Using computers to understand human language and why this is so important in the recruitment process
- Anita is a Managing Director in Washington, D.C.
- John is in pharmaceutical sales in Baltimore, Maryland
- Felicity is a Medical Doctor in Charlottesville, Virginia
You are looking for a Managing Director in the Mid-Atlantic area of the United States. In searching for the perfect candidate, you have been resourceful and have included every iteration of “Managing Director” in your searches, including “MD.”
Each of the people mentioned have “MD” listed multiple times on their resume.
So how does and AI search and match tool, like DaXtra Parser, find and locate Anita, rather than John or Felicity? The answer lies in the branch of Artificial Intelligence called Natural Language Processing, or NLP.
Humans communicate using language which is usually made up of words, a form of unstructured data. Our brains have been trained through speech and then writing from early infancy onward and while we as humans usually understand the written word quite well, computers find a jumbled mess. Computers have been programmed or “trained,” if you will, on sets of rules like Java, Python, C++ and so forth.
As humans, we are able to draw conclusions based on semantics and/or many things relevant to the subject being discussed through the context of a conversation or the text we are reading. There is a huge amount of information that the human brain is processing in order to understand what is being said, (e.g. who we are communicating with, the situation the conversation is relating to and subject matter at hand.) There are literally thousands of permutations of metadata our brains process to make sense of communication by words. It is also not unheard of for people to misunderstand or misinterpret what is being said.
Computers view human writing as unstructured occurrences of words and to a binary brain it’s a very abstract concept. So, to be able to understand or make sense of any human-written text a computer must be given the unstructured data with as much context as possible in order to process that data in a meaningful way and that adds value. NLP is an attempt to bring computers closer to this human level of understanding.
In a Towards Data Science article which explains the topic well, George Seif, an engineer on the subject, says, “Natural Language Processing (NLP) is a sub-field of Artificial Intelligence that is focused on enabling computers to understand and process human languages... advances in Machine Learning (ML) have enabled computers to do quite a lot of useful things with natural language. Deep Learning has enabled us to write programs to perform things like language translation, semantic understanding, and text summarization.”
This kind of human-level computer understanding and translating is tremendously important when it comes to resume parsing because resumes naturally contain the nuances of the human language, in a word, context, that makes the document subject matter specific. Resume parsers like DaXtra Parser, through semantic analysis, interpret human text or the unstructured data, (ie: words) in the resume, break that structure down, applying the all-important context it can draw from the resume as a whole document, and then turn it into structured data like XML or JSON, which a computer can process. Semantic analysis in relation to NLP is discussed further in the Forbes article on the subject, "Semantic analysis is how NLP AI interprets human sentences logically.”

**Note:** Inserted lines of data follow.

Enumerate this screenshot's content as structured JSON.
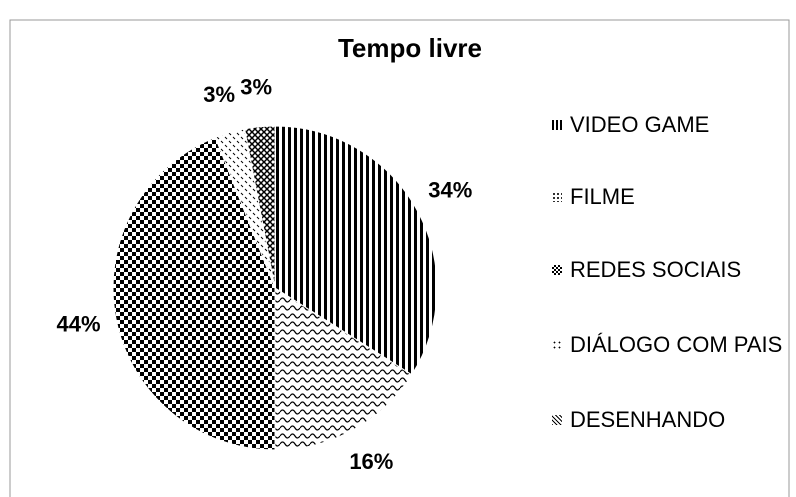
{
  "chart_data": {
    "type": "pie",
    "title": "Tempo livre",
    "categories": [
      "VIDEO GAME",
      "FILME",
      "REDES SOCIAIS",
      "DIÁLOGO COM PAIS",
      "DESENHANDO"
    ],
    "values": [
      34,
      16,
      44,
      3,
      3
    ],
    "value_labels": [
      "34%",
      "16%",
      "44%",
      "3%",
      "3%"
    ],
    "legend": "right"
  }
}
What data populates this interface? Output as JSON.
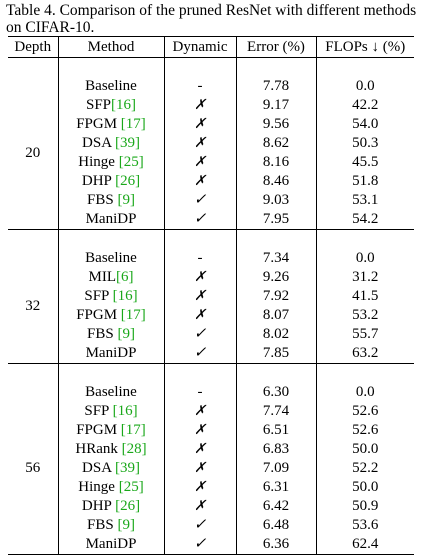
{
  "caption": "Table 4. Comparison of the pruned ResNet with different methods on CIFAR-10.",
  "headers": {
    "depth": "Depth",
    "method": "Method",
    "dynamic": "Dynamic",
    "error": "Error (%)",
    "flops": "FLOPs ↓ (%)"
  },
  "groups": [
    {
      "depth": "20",
      "rows": [
        {
          "method": "Baseline",
          "ref": "",
          "dynamic": "-",
          "error": "7.78",
          "flops": "0.0",
          "bold": false
        },
        {
          "method": "SFP",
          "ref": "[16]",
          "dynamic": "✗",
          "error": "9.17",
          "flops": "42.2",
          "bold": false
        },
        {
          "method": "FPGM ",
          "ref": "[17]",
          "dynamic": "✗",
          "error": "9.56",
          "flops": "54.0",
          "bold": false
        },
        {
          "method": "DSA ",
          "ref": "[39]",
          "dynamic": "✗",
          "error": "8.62",
          "flops": "50.3",
          "bold": false
        },
        {
          "method": "Hinge ",
          "ref": "[25]",
          "dynamic": "✗",
          "error": "8.16",
          "flops": "45.5",
          "bold": false
        },
        {
          "method": "DHP ",
          "ref": "[26]",
          "dynamic": "✗",
          "error": "8.46",
          "flops": "51.8",
          "bold": false
        },
        {
          "method": "FBS ",
          "ref": "[9]",
          "dynamic": "✓",
          "error": "9.03",
          "flops": "53.1",
          "bold": false
        },
        {
          "method": "ManiDP",
          "ref": "",
          "dynamic": "✓",
          "error": "7.95",
          "flops": "54.2",
          "bold": true
        }
      ]
    },
    {
      "depth": "32",
      "rows": [
        {
          "method": "Baseline",
          "ref": "",
          "dynamic": "-",
          "error": "7.34",
          "flops": "0.0",
          "bold": false
        },
        {
          "method": "MIL",
          "ref": "[6]",
          "dynamic": "✗",
          "error": "9.26",
          "flops": "31.2",
          "bold": false
        },
        {
          "method": "SFP ",
          "ref": "[16]",
          "dynamic": "✗",
          "error": "7.92",
          "flops": "41.5",
          "bold": false
        },
        {
          "method": "FPGM ",
          "ref": "[17]",
          "dynamic": "✗",
          "error": "8.07",
          "flops": "53.2",
          "bold": false
        },
        {
          "method": "FBS ",
          "ref": "[9]",
          "dynamic": "✓",
          "error": "8.02",
          "flops": "55.7",
          "bold": false
        },
        {
          "method": "ManiDP",
          "ref": "",
          "dynamic": "✓",
          "error": "7.85",
          "flops": "63.2",
          "bold": true
        }
      ]
    },
    {
      "depth": "56",
      "rows": [
        {
          "method": "Baseline",
          "ref": "",
          "dynamic": "-",
          "error": "6.30",
          "flops": "0.0",
          "bold": false
        },
        {
          "method": "SFP ",
          "ref": "[16]",
          "dynamic": "✗",
          "error": "7.74",
          "flops": "52.6",
          "bold": false
        },
        {
          "method": "FPGM ",
          "ref": "[17]",
          "dynamic": "✗",
          "error": "6.51",
          "flops": "52.6",
          "bold": false
        },
        {
          "method": "HRank ",
          "ref": "[28]",
          "dynamic": "✗",
          "error": "6.83",
          "flops": "50.0",
          "bold": false
        },
        {
          "method": "DSA ",
          "ref": "[39]",
          "dynamic": "✗",
          "error": "7.09",
          "flops": "52.2",
          "bold": false
        },
        {
          "method": "Hinge ",
          "ref": "[25]",
          "dynamic": "✗",
          "error": "6.31",
          "flops": "50.0",
          "bold": false
        },
        {
          "method": "DHP ",
          "ref": "[26]",
          "dynamic": "✗",
          "error": "6.42",
          "flops": "50.9",
          "bold": false
        },
        {
          "method": "FBS ",
          "ref": "[9]",
          "dynamic": "✓",
          "error": "6.48",
          "flops": "53.6",
          "bold": false
        },
        {
          "method": "ManiDP",
          "ref": "",
          "dynamic": "✓",
          "error": "6.36",
          "flops": "62.4",
          "bold": true
        }
      ]
    }
  ],
  "colors": {
    "citation": "#1aa81a",
    "text": "#000000"
  }
}
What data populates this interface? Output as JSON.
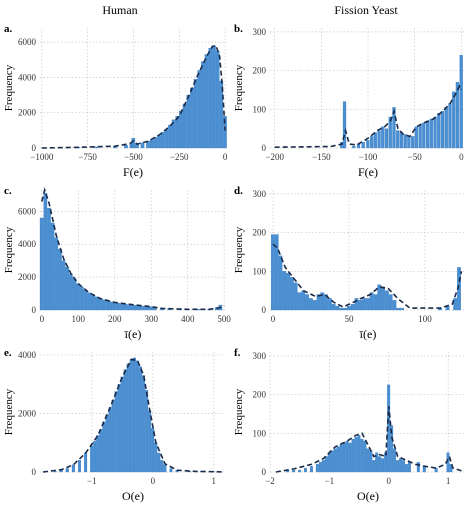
{
  "columns": [
    "Human",
    "Fission Yeast"
  ],
  "chart_data": [
    {
      "id": "a",
      "letter": "a.",
      "type": "bar",
      "column": "Human",
      "xlabel": "F(e)",
      "ylabel": "Frequency",
      "xlim": [
        -1010,
        5
      ],
      "ylim": [
        0,
        6800
      ],
      "xticks": [
        -1000,
        -750,
        -500,
        -250,
        0
      ],
      "yticks": [
        0,
        2000,
        4000,
        6000
      ],
      "bin_width": 20,
      "x": [
        -1000,
        -960,
        -900,
        -800,
        -700,
        -600,
        -540,
        -510,
        -500,
        -480,
        -450,
        -420,
        -400,
        -380,
        -360,
        -340,
        -320,
        -300,
        -280,
        -260,
        -240,
        -220,
        -200,
        -180,
        -160,
        -140,
        -120,
        -100,
        -80,
        -60,
        -40,
        -20,
        0
      ],
      "values": [
        0,
        0,
        30,
        40,
        60,
        90,
        150,
        300,
        550,
        250,
        300,
        380,
        450,
        600,
        700,
        900,
        1050,
        1300,
        1600,
        1800,
        2100,
        2500,
        3000,
        3400,
        3900,
        4400,
        4900,
        5300,
        5650,
        5800,
        5500,
        3800,
        1800
      ],
      "kde": [
        [
          -1000,
          0
        ],
        [
          -800,
          40
        ],
        [
          -600,
          100
        ],
        [
          -520,
          250
        ],
        [
          -500,
          400
        ],
        [
          -480,
          220
        ],
        [
          -420,
          380
        ],
        [
          -350,
          800
        ],
        [
          -300,
          1250
        ],
        [
          -250,
          1800
        ],
        [
          -200,
          2900
        ],
        [
          -150,
          4100
        ],
        [
          -100,
          5200
        ],
        [
          -70,
          5750
        ],
        [
          -50,
          5800
        ],
        [
          -30,
          5200
        ],
        [
          -15,
          3500
        ],
        [
          0,
          1000
        ]
      ]
    },
    {
      "id": "b",
      "letter": "b.",
      "type": "bar",
      "column": "Fission Yeast",
      "xlabel": "F(e)",
      "ylabel": "Frequency",
      "xlim": [
        -205,
        5
      ],
      "ylim": [
        0,
        310
      ],
      "xticks": [
        -200,
        -150,
        -100,
        -50,
        0
      ],
      "yticks": [
        0,
        100,
        200,
        300
      ],
      "bin_width": 3.5,
      "x": [
        -128,
        -125,
        -115,
        -110,
        -105,
        -100,
        -96,
        -92,
        -88,
        -84,
        -80,
        -76,
        -72,
        -68,
        -64,
        -60,
        -56,
        -52,
        -48,
        -44,
        -40,
        -36,
        -32,
        -28,
        -24,
        -20,
        -16,
        -12,
        -8,
        -4,
        0
      ],
      "values": [
        15,
        120,
        5,
        10,
        15,
        20,
        30,
        40,
        45,
        55,
        50,
        80,
        105,
        45,
        40,
        35,
        30,
        30,
        55,
        60,
        65,
        70,
        75,
        80,
        90,
        95,
        105,
        115,
        145,
        170,
        240
      ],
      "kde": [
        [
          -200,
          2
        ],
        [
          -140,
          4
        ],
        [
          -128,
          10
        ],
        [
          -124,
          45
        ],
        [
          -120,
          10
        ],
        [
          -112,
          8
        ],
        [
          -100,
          25
        ],
        [
          -90,
          45
        ],
        [
          -82,
          55
        ],
        [
          -76,
          70
        ],
        [
          -72,
          95
        ],
        [
          -68,
          50
        ],
        [
          -62,
          35
        ],
        [
          -55,
          30
        ],
        [
          -48,
          55
        ],
        [
          -40,
          65
        ],
        [
          -30,
          75
        ],
        [
          -20,
          95
        ],
        [
          -12,
          115
        ],
        [
          -6,
          140
        ],
        [
          -2,
          160
        ],
        [
          0,
          150
        ]
      ]
    },
    {
      "id": "c",
      "letter": "c.",
      "type": "bar",
      "column": "Human",
      "xlabel": "ī(e)",
      "ylabel": "Frequency",
      "xlim": [
        -5,
        505
      ],
      "ylim": [
        0,
        7300
      ],
      "xticks": [
        0,
        100,
        200,
        300,
        400,
        500
      ],
      "yticks": [
        0,
        2000,
        4000,
        6000
      ],
      "bin_width": 10,
      "x": [
        0,
        10,
        20,
        30,
        40,
        50,
        60,
        70,
        80,
        90,
        100,
        110,
        120,
        130,
        140,
        150,
        160,
        170,
        180,
        190,
        200,
        210,
        220,
        230,
        240,
        250,
        260,
        270,
        280,
        290,
        300,
        310,
        330,
        350,
        380,
        400,
        430,
        460,
        480,
        490
      ],
      "values": [
        5600,
        7100,
        6200,
        5300,
        4400,
        3700,
        3000,
        2600,
        2200,
        1900,
        1600,
        1400,
        1200,
        1050,
        900,
        800,
        700,
        620,
        560,
        500,
        450,
        420,
        380,
        350,
        320,
        300,
        280,
        260,
        240,
        220,
        200,
        150,
        120,
        100,
        80,
        60,
        50,
        60,
        150,
        300
      ],
      "kde": [
        [
          0,
          6600
        ],
        [
          8,
          7300
        ],
        [
          20,
          6500
        ],
        [
          40,
          4500
        ],
        [
          60,
          3100
        ],
        [
          80,
          2200
        ],
        [
          100,
          1600
        ],
        [
          130,
          1050
        ],
        [
          160,
          700
        ],
        [
          200,
          460
        ],
        [
          250,
          320
        ],
        [
          300,
          200
        ],
        [
          330,
          100
        ],
        [
          400,
          40
        ],
        [
          460,
          40
        ],
        [
          490,
          150
        ],
        [
          500,
          250
        ]
      ]
    },
    {
      "id": "d",
      "letter": "d.",
      "type": "bar",
      "column": "Fission Yeast",
      "xlabel": "ī(e)",
      "ylabel": "Frequency",
      "xlim": [
        -2,
        127
      ],
      "ylim": [
        0,
        310
      ],
      "xticks": [
        0,
        50,
        100
      ],
      "yticks": [
        0,
        100,
        200,
        300
      ],
      "bin_width": 2.5,
      "x": [
        0,
        2.5,
        5,
        7.5,
        10,
        12.5,
        15,
        17.5,
        20,
        22.5,
        25,
        27.5,
        30,
        32.5,
        35,
        37.5,
        40,
        42.5,
        45,
        47.5,
        50,
        52.5,
        55,
        57.5,
        60,
        62.5,
        65,
        67.5,
        70,
        72.5,
        75,
        77.5,
        80,
        82.5,
        85,
        110,
        115,
        120,
        122.5
      ],
      "values": [
        195,
        195,
        140,
        100,
        95,
        85,
        70,
        45,
        50,
        40,
        30,
        25,
        40,
        45,
        40,
        30,
        15,
        10,
        5,
        5,
        10,
        15,
        30,
        25,
        30,
        30,
        45,
        40,
        65,
        60,
        50,
        40,
        25,
        5,
        5,
        5,
        10,
        30,
        110
      ],
      "kde": [
        [
          0,
          170
        ],
        [
          3,
          160
        ],
        [
          8,
          110
        ],
        [
          14,
          80
        ],
        [
          20,
          50
        ],
        [
          28,
          35
        ],
        [
          34,
          40
        ],
        [
          40,
          20
        ],
        [
          46,
          8
        ],
        [
          52,
          18
        ],
        [
          58,
          30
        ],
        [
          64,
          40
        ],
        [
          70,
          60
        ],
        [
          76,
          55
        ],
        [
          82,
          30
        ],
        [
          90,
          5
        ],
        [
          110,
          5
        ],
        [
          118,
          15
        ],
        [
          122,
          60
        ],
        [
          124,
          100
        ]
      ]
    },
    {
      "id": "e",
      "letter": "e.",
      "type": "bar",
      "column": "Human",
      "xlabel": "O(e)",
      "ylabel": "Frequency",
      "xlim": [
        -1.85,
        1.2
      ],
      "ylim": [
        0,
        4100
      ],
      "xticks": [
        -1,
        0,
        1
      ],
      "yticks": [
        0,
        2000,
        4000,
        6000
      ],
      "bin_width": 0.05,
      "x": [
        -1.6,
        -1.5,
        -1.4,
        -1.3,
        -1.2,
        -1.1,
        -1.0,
        -0.95,
        -0.9,
        -0.85,
        -0.8,
        -0.75,
        -0.7,
        -0.65,
        -0.6,
        -0.55,
        -0.5,
        -0.45,
        -0.4,
        -0.35,
        -0.3,
        -0.25,
        -0.2,
        -0.15,
        -0.1,
        -0.05,
        0.0,
        0.05,
        0.1,
        0.15,
        0.2,
        0.3,
        0.4,
        0.6,
        0.8,
        1.0
      ],
      "values": [
        20,
        60,
        120,
        250,
        400,
        650,
        900,
        1050,
        1250,
        1450,
        1700,
        1950,
        2200,
        2450,
        2750,
        3000,
        3250,
        3500,
        3700,
        3850,
        3900,
        3800,
        3600,
        3300,
        2800,
        2100,
        1500,
        1000,
        650,
        400,
        250,
        120,
        60,
        30,
        20,
        10
      ],
      "kde": [
        [
          -1.8,
          0
        ],
        [
          -1.5,
          80
        ],
        [
          -1.3,
          250
        ],
        [
          -1.1,
          650
        ],
        [
          -0.9,
          1250
        ],
        [
          -0.7,
          2200
        ],
        [
          -0.5,
          3250
        ],
        [
          -0.35,
          3850
        ],
        [
          -0.25,
          3800
        ],
        [
          -0.15,
          3300
        ],
        [
          -0.05,
          2100
        ],
        [
          0.05,
          1000
        ],
        [
          0.2,
          280
        ],
        [
          0.4,
          60
        ],
        [
          0.7,
          20
        ],
        [
          1.0,
          10
        ],
        [
          1.15,
          5
        ]
      ]
    },
    {
      "id": "f",
      "letter": "f.",
      "type": "bar",
      "column": "Fission Yeast",
      "xlabel": "O(e)",
      "ylabel": "Frequency",
      "xlim": [
        -2.0,
        1.3
      ],
      "ylim": [
        0,
        310
      ],
      "xticks": [
        -2,
        -1,
        0,
        1
      ],
      "yticks": [
        0,
        100,
        200,
        300
      ],
      "bin_width": 0.05,
      "x": [
        -1.7,
        -1.6,
        -1.5,
        -1.4,
        -1.3,
        -1.2,
        -1.15,
        -1.1,
        -1.05,
        -1.0,
        -0.95,
        -0.9,
        -0.85,
        -0.8,
        -0.75,
        -0.7,
        -0.65,
        -0.6,
        -0.55,
        -0.5,
        -0.45,
        -0.4,
        -0.35,
        -0.3,
        -0.25,
        -0.2,
        -0.15,
        -0.1,
        -0.05,
        0.0,
        0.05,
        0.1,
        0.15,
        0.2,
        0.25,
        0.3,
        0.35,
        0.5,
        0.6,
        0.8,
        1.0,
        1.05
      ],
      "values": [
        5,
        5,
        5,
        10,
        15,
        20,
        25,
        30,
        40,
        50,
        55,
        60,
        65,
        70,
        75,
        80,
        75,
        85,
        90,
        95,
        85,
        80,
        60,
        55,
        30,
        50,
        40,
        35,
        50,
        225,
        120,
        60,
        30,
        35,
        30,
        20,
        25,
        25,
        15,
        10,
        50,
        20
      ],
      "kde": [
        [
          -1.9,
          0
        ],
        [
          -1.6,
          8
        ],
        [
          -1.3,
          20
        ],
        [
          -1.1,
          35
        ],
        [
          -0.9,
          65
        ],
        [
          -0.7,
          80
        ],
        [
          -0.55,
          95
        ],
        [
          -0.45,
          100
        ],
        [
          -0.35,
          70
        ],
        [
          -0.25,
          40
        ],
        [
          -0.15,
          45
        ],
        [
          -0.05,
          40
        ],
        [
          0.0,
          170
        ],
        [
          0.05,
          90
        ],
        [
          0.15,
          40
        ],
        [
          0.3,
          30
        ],
        [
          0.45,
          20
        ],
        [
          0.6,
          15
        ],
        [
          0.8,
          10
        ],
        [
          0.95,
          20
        ],
        [
          1.02,
          40
        ],
        [
          1.08,
          10
        ],
        [
          1.25,
          2
        ]
      ]
    }
  ]
}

By understanding this data, via contextual patterns, the parser is then able to sort and rank the candidates as to whom will fit the position best, based on many criteria. But where NLP makes the most difference, is its ability to draw out identifiers like how skills are described in context to the job role and the recency of a job role or skill in relation to the employment history.
How much easier and time-efficient is that than the old-fashioned way some of us may remember, of sorting through paper resumes to come up with the best candidate? Incomparable really! And yet there are those who are still not using NLP automation to parse.
While this is only the tip of the iceberg of what AI could offer in search and match, it is a huge step forward. That said, some parsers are better than others when it comes to accuracy. The best choice is a multi-lingual parser that operates as close to human-level accuracy as possible.
For recruiting firms, staffing agencies and in-house corporation recruiting departments large or small, whose success depends on speed and precision in finding qualified candidates, NLP search and match technology is a must-have tool.